Holiday Let Landlords Could Access Huge Mortgage Savings

With the UK holiday let industry looking at another busy year, could you be minimising your profits by paying too much on your holiday let mortgage?

We’ve written frequently over the last two years about the booming UK holiday let market and the many benefits the sector offers property investors. International travel restrictions during the pandemic led to record numbers of us booking holidays closer to home, reigniting our love for trips within the UK.

Larger properties in holiday hotspots, particularly near the coast, earned their owners significant yields, often in the region of 8-12%, plus considerable capital appreciation; a property investor’s dream, you might say.

Now facing a cost-of-living crisis, many of us once again face restricted holiday options, and experts expect many of us will opt for UK breaks to keep costs down. Good news for holiday let investors!

When the holiday let market started booming in 2020, mortgage interest rates were lower. To maximise profits, many investors took discounted variables that tracked lender standard variable rates (SVRs). Particularly popular were those lenders (mainly building societies) that used projected holiday let income to calculate affordability rather than standard assured shorthold tenancy (AST) letting income.

For example:
A five-bedroom Cornish property valued at £650,000 could achieve a gross annual holiday let income of c£65,000. 

If the property was let as a standard buy to let property on an AST, that income could reduce to c£25,000. 

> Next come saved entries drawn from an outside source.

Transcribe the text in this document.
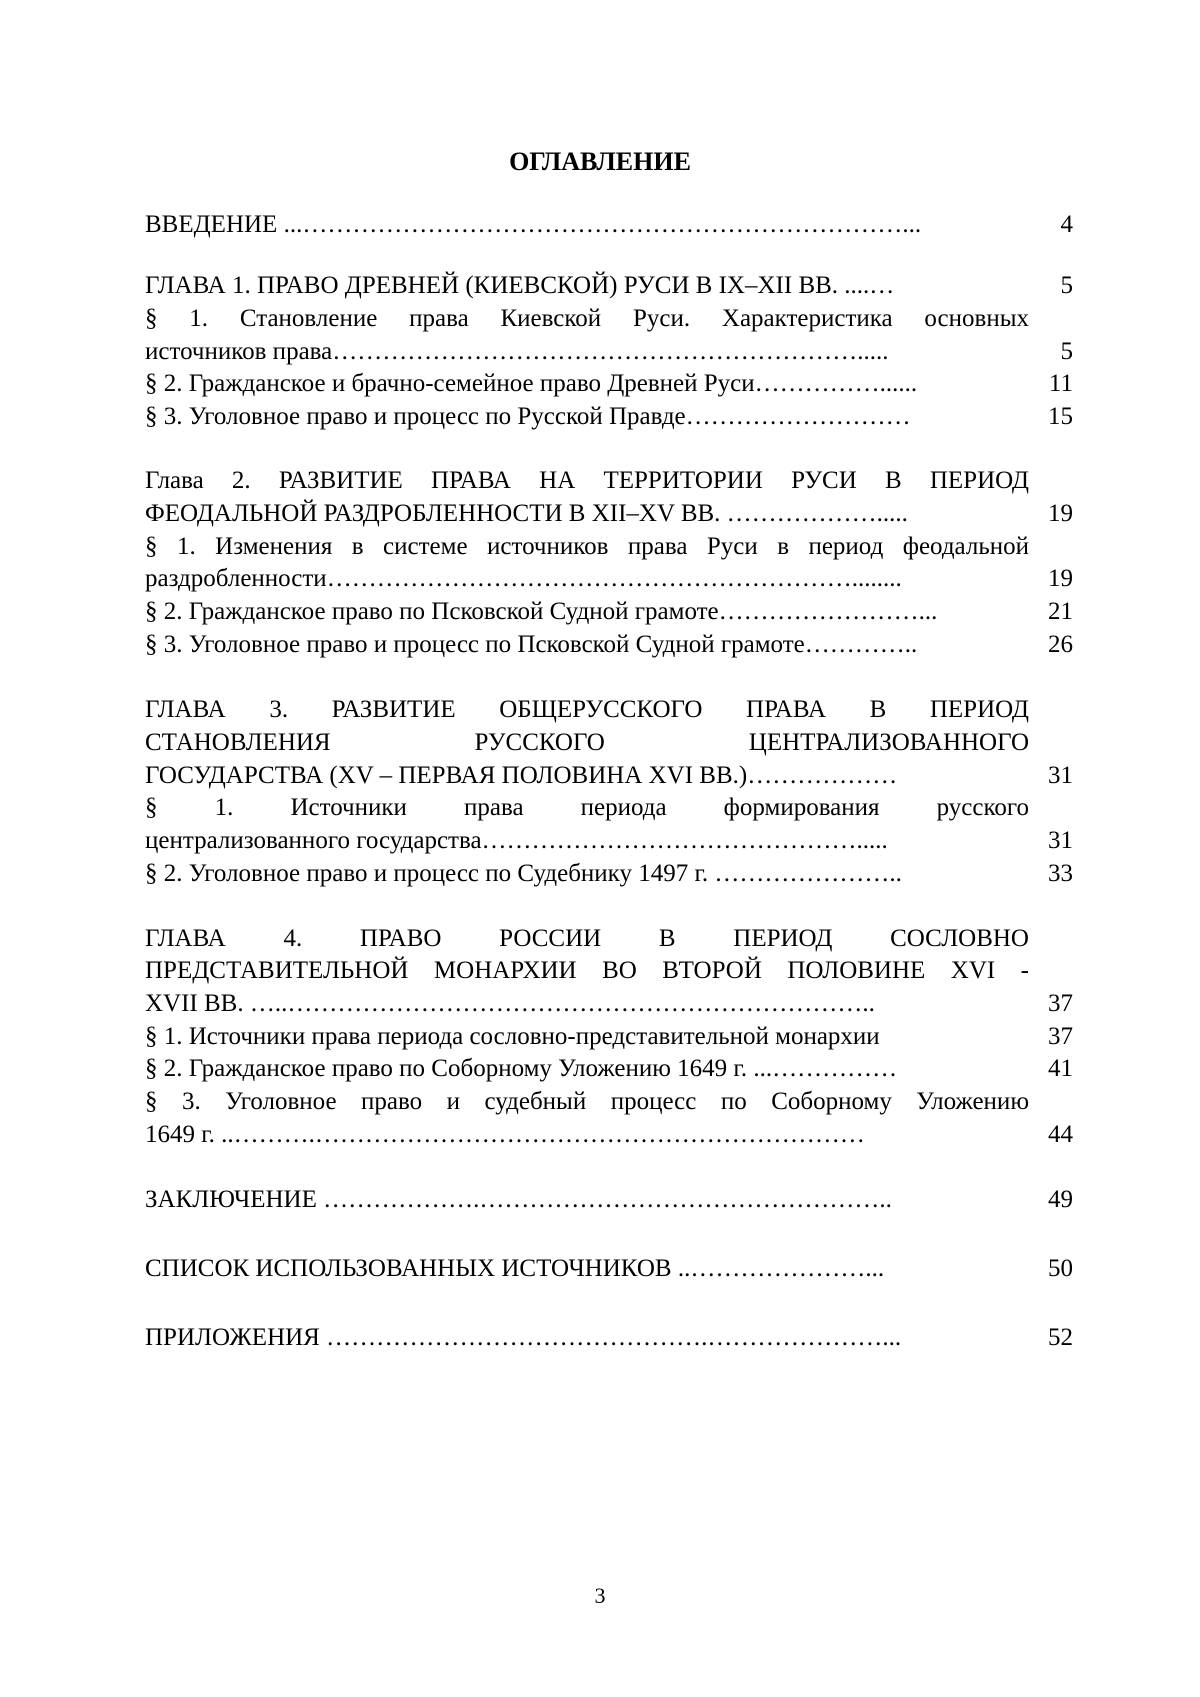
ОГЛАВЛЕНИЕ
ВВЕДЕНИЕ ...………………………………………………………………...	4
ГЛАВА 1. ПРАВО ДРЕВНЕЙ (КИЕВСКОЙ) РУСИ В IX–XII ВВ. ....…	5
§ 1. Становление права Киевской Руси. Характеристика основных
источников права……………………………………………………….....	5
§ 2. Гражданское и брачно-семейное право Древней Руси……………......	11
§ 3. Уголовное право и процесс по Русской Правде………………………	15
Глава 2. РАЗВИТИЕ ПРАВА НА ТЕРРИТОРИИ РУСИ В ПЕРИОД
ФЕОДАЛЬНОЙ РАЗДРОБЛЕННОСТИ В XII–XV ВВ. ……………….....	19
§ 1. Изменения в системе источников права Руси в период феодальной
раздробленности………………………………………………………........	19
§ 2. Гражданское право по Псковской Судной грамоте……………………...	21
§ 3. Уголовное право и процесс по Псковской Судной грамоте…………..	26
ГЛАВА 3. РАЗВИТИЕ ОБЩЕРУССКОГО ПРАВА В ПЕРИОД
СТАНОВЛЕНИЯ РУССКОГО ЦЕНТРАЛИЗОВАННОГО
ГОСУДАРСТВА (XV – ПЕРВАЯ ПОЛОВИНА XVI ВВ.)………………	31
§ 1. Источники права периода формирования русского
централизованного государства……………………………………….....	31
§ 2. Уголовное право и процесс по Судебнику 1497 г. …………………..	33
ГЛАВА 4. ПРАВО РОССИИ В ПЕРИОД СОСЛОВНО
ПРЕДСТАВИТЕЛЬНОЙ МОНАРХИИ ВО ВТОРОЙ ПОЛОВИНЕ XVI -
XVII ВВ. …..……………………………………………………………..	37
§ 1. Источники права периода сословно-представительной монархии	37
§ 2. Гражданское право по Соборному Уложению 1649 г. ...……………	41
§ 3. Уголовное право и судебный процесс по Соборному Уложению
1649 г. ..……….…………………………………………………………	44
ЗАКЛЮЧЕНИЕ ……………….…………………………………………..	49
СПИСОК ИСПОЛЬЗОВАННЫХ ИСТОЧНИКОВ ..…………………...	50
ПРИЛОЖЕНИЯ ……………………………………….…………………...	52
3
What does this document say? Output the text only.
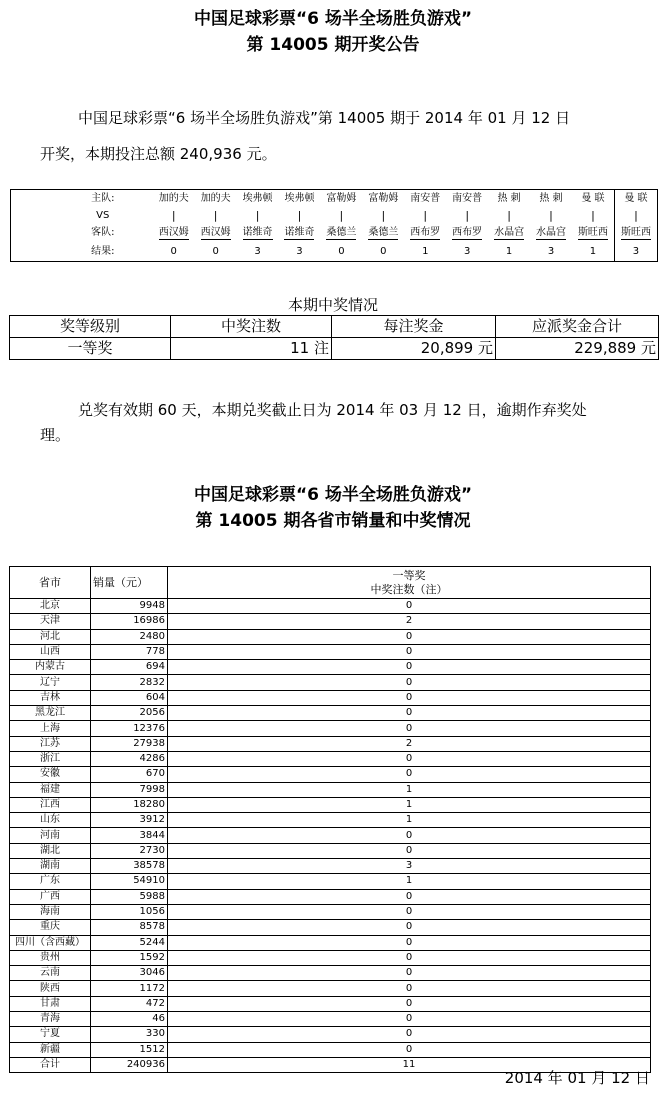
中国足球彩票“6 场半全场胜负游戏”
第 14005 期开奖公告
中国足球彩票“6 场半全场胜负游戏”第 14005 期于 2014 年 01 月 12 日
开奖，本期投注总额 240,936 元。
主队:	加的夫	加的夫	埃弗顿	埃弗顿	富勒姆	富勒姆	南安普	南安普	热 刺	热 刺	曼 联	曼 联
VS	|	|	|	|	|	|	|	|	|	|	|	|
客队:	西汉姆	西汉姆	诺维奇	诺维奇	桑德兰	桑德兰	西布罗	西布罗	水晶宫	水晶宫	斯旺西	斯旺西
结果:	0	0	3	3	0	0	1	3	1	3	1	3
本期中奖情况
奖等级别	中奖注数	每注奖金	应派奖金合计
一等奖	11 注	20,899 元	229,889 元
兑奖有效期 60 天，本期兑奖截止日为 2014 年 03 月 12 日，逾期作弃奖处
理。
中国足球彩票“6 场半全场胜负游戏”
第 14005 期各省市销量和中奖情况
省市	销量（元）	一等奖
中奖注数（注）

北京	9948	0
天津	16986	2
河北	2480	0
山西	778	0
内蒙古	694	0
辽宁	2832	0
吉林	604	0
黑龙江	2056	0
上海	12376	0
江苏	27938	2
浙江	4286	0
安徽	670	0
福建	7998	1
江西	18280	1
山东	3912	1
河南	3844	0
湖北	2730	0
湖南	38578	3
广东	54910	1
广西	5988	0
海南	1056	0
重庆	8578	0
四川（含西藏）	5244	0
贵州	1592	0
云南	3046	0
陕西	1172	0
甘肃	472	0
青海	46	0
宁夏	330	0
新疆	1512	0
合计	240936	11
2014 年 01 月 12 日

More cautious lenders will base affordability on the latter figure, which restricts how much you can borrow. Those lenders more comfortable with holiday letting will base calculations on the larger holiday income figure, allowing investors to borrow more and purchase higher-value properties.

 

What’s Changed?

You’ll undoubtedly be aware that mortgage interest rates have increased significantly in the last year. Consequently, lenders have increased SVRs. Where those discounted variable mortgages may have initially been in the region of c3.5%, some may now be from 6.5% to 7% - quite an increase! These higher interest rates mean lower yields and higher monthly interest repayments, which most property investors are keen to avoid.

According to Moneyfacts,  holiday-let mortgage options have doubled since October 2022, and more lenders are in the market. Consequently, competition is rife, and many lenders are adjusting their pricing for this sector to attract new borrowers.

 

How Much Could Holiday Let Landlords Save?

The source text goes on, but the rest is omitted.